Belo Horizonte - 09 de junho de 2009
Terça-feira - 23h50min
A imprensa e o Blog da Petrobras: entenda o caso.
A CPI da Petrobrás está posta. A esta altura, esteja com quem estiver a razão, o certo é que a CPI existe, e, bem ou mal, o que dela se espera é que desenvolva algum trabalho em favor da companhia.
Mas no plano dos fatos, é da natureza das CPIs causar danos. Seja pela publicidade de que se revestem, seja pela esculhambação com que os parlamentares as conduzem, as CPIs produzem espetáculos midiáticos (factóides) e queimam filmes. Como se não bastasse, some-se a isso as táticas lacerdistas da oposição no Congresso, e o circo está armado para que a Petróleo Brasileiro S.A. seja exposta em praça pública.
O pessoal na Petrobras compreende a situação, e já se prepara para enfrentar eventuais ataques à imagem da companhia.
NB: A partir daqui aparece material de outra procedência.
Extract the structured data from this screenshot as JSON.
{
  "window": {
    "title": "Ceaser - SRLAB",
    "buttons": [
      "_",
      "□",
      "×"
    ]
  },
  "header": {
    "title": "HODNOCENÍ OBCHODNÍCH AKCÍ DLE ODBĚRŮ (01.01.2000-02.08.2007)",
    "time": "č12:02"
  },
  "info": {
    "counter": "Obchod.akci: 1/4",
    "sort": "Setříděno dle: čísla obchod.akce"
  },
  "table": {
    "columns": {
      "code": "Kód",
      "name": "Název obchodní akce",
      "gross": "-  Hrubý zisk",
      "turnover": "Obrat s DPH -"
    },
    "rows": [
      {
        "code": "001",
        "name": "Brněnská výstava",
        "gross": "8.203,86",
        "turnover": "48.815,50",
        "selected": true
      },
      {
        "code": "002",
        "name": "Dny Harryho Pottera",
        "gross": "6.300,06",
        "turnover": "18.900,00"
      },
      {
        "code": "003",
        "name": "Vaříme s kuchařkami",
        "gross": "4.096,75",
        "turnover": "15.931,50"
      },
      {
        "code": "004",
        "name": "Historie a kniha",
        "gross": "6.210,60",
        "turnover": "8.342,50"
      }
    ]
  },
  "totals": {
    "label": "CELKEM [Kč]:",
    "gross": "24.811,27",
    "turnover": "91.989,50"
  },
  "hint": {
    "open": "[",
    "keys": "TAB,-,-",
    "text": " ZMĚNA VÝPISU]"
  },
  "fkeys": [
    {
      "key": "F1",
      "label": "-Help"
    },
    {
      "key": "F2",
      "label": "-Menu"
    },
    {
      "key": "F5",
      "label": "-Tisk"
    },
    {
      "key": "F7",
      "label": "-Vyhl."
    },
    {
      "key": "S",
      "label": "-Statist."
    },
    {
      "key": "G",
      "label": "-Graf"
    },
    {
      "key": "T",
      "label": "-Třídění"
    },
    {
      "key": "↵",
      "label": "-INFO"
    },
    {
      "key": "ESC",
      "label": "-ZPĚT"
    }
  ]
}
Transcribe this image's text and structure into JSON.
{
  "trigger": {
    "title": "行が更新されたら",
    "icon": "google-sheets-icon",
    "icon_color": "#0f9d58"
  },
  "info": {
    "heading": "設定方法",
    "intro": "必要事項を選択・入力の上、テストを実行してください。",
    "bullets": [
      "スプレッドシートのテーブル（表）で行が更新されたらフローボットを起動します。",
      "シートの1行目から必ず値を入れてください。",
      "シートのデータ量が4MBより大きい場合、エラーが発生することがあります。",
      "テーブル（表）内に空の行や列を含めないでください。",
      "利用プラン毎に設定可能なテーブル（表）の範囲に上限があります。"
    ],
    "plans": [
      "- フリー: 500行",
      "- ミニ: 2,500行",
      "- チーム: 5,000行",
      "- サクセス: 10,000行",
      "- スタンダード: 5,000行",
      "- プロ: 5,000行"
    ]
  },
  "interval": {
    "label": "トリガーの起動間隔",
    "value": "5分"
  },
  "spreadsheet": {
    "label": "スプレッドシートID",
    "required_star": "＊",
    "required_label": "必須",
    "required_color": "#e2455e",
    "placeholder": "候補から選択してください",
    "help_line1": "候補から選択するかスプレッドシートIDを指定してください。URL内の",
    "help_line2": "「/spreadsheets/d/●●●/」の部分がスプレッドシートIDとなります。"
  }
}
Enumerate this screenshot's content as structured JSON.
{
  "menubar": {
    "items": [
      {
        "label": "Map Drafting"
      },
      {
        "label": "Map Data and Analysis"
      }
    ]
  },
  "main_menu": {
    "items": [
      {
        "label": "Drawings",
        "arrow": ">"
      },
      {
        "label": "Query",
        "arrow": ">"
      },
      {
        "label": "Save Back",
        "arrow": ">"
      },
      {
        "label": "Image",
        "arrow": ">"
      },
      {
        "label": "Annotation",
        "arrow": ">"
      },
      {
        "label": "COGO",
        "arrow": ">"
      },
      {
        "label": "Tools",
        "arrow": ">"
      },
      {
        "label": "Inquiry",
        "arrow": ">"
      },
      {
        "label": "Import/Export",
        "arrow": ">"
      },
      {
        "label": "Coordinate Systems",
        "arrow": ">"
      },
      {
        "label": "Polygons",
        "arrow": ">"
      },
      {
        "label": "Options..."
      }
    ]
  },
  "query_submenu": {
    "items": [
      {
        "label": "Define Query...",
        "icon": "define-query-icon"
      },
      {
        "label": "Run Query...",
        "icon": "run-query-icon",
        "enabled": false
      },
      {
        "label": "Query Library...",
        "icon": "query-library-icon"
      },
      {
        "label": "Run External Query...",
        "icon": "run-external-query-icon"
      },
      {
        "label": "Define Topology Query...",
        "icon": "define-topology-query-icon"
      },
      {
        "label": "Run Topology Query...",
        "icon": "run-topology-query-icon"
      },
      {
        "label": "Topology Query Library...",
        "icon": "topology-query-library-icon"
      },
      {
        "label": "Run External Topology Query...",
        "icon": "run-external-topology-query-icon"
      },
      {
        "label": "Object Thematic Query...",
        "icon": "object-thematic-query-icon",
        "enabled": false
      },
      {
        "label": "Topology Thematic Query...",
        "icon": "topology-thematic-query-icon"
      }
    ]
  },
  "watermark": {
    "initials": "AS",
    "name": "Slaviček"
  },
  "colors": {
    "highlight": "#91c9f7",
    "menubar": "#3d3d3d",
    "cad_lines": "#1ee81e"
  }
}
Exemplo disto é o Blog criado para prestar informações e aclarar o posicionamento da mesma acerca das questões relativas à Comissão Parlamentar de Inquérito (CPI). O nome do Blog é Petrobrás - Fatos e Dados.
A grande imprensa, contudo, não aprovou a iniciativa
O Jornal o Globo Online, por exemplo, criticou duramente o Blog, acusando-o de ser veículo para o vazamento de informações obtidas por jornalistas:
"Alvo de suspeitas de má gestão e favorecimento político em contratos, a Petrobras criou um blog para vazar informações obtidas por jornalistas que investigam indícios de irregularidades nos negócios da estatal. Nos últimos dias, o blog quebrou a confidencialidade de perguntas enviadas à assessoria de imprensa da estatal por jornalistas dos principais veículos de imprensa do país.
Já foram alvo da tática da empresa profissionais do GLOBO, da "Folha de S.Paulo" e de "O Estado de S.Paulo", que procuraram a Petrobras para cobrar esclarecimentos e ouvir a sua versão dos fatos antes de escrever as reportagens."
A ANJ - Associação Nacional de Jornais, através de seu comitê de Liberdade de Expressão, também protestou:
O Jornal Estado de São Paulo Online informou, em nota, ter o mesmo posicionamento da ANJ. Ainda assim, noticiou a querela com certa imparcialidade, mas com viés anti-blog, perceptível na insossa citação "pelas metades" da opinião de Cezar Britto:
O Jornal Folha de São Paulo, por sua vez, seguiu a manada, e divulgou nota criticando a Petrobrás.
Pontuemos: o que tem incomodado a imprensa não é existência de um Blog, mas o fato de a Petrobras tornar públicas, através deste meio, as perguntas feitas por jornalistas, antes mesmo de as entrevistas serem publicadas no meio de comunicação entrevistador.
Segundo o entendimento dos jornais referidos, dita divulgação desrespeitaria direitos dos jornalistas no exercício da profissão. Em outras palavras, seria vedado ao entrevistado tornar público o conteúdo de uma entrevista que tenha concedido. Trata-se como é intuitivo, de uma interpretação descabida das prerrogativas funcionais do jornalista. Do direito, contudo, tratarei em outra postagem.
Afora as questões de direito, é inegável que a publicização das perguntas feitas pelos jornalistas oferece um meio para que o leitor possa, criticamente, avaliar a edição da entrevista feita pelo veículo de comunicação. O público, assim, tem instrumentos para saber não apenas o que foi perguntado, mas, também, como o jornalista utilizou as perguntas feitas, e se apresentou as respostas tal como dadas pelo entrevistado. Indubitavelmente, tanto o jornalista quanto o meio de comunicação ficam bem mais expostos à análise critica de seu trabalho.
Quanto a isto, a postagem de Carlos Castilho no Observatório da imprensa é esclarecedora. Abaixo reproduzo uma passagem do texto "Petrobras entra na blogosfera e enfrenta oposição dos grandes jornais":
"A irritação dos jornais vem do fato de que o blog da Petrobras permite uma comparação entre o que a empresa forneceu aos jornalistas e o que foi publicado. Com isto é possível identificar erros de contexto, omissões e equívocos de transcrição.
(...) fica evidente que a imprensa não digeriu o blog Fatos e Dados porque ele abre espaço para a ampliação da transparência nas relações dos veículos de comunicação com a sociedade. Agora, qualquer pessoa física ou jurídica tem a possibilidade de usar a Web para acessar a opinião publica diretamente, sem passar pelo filtro da mídia."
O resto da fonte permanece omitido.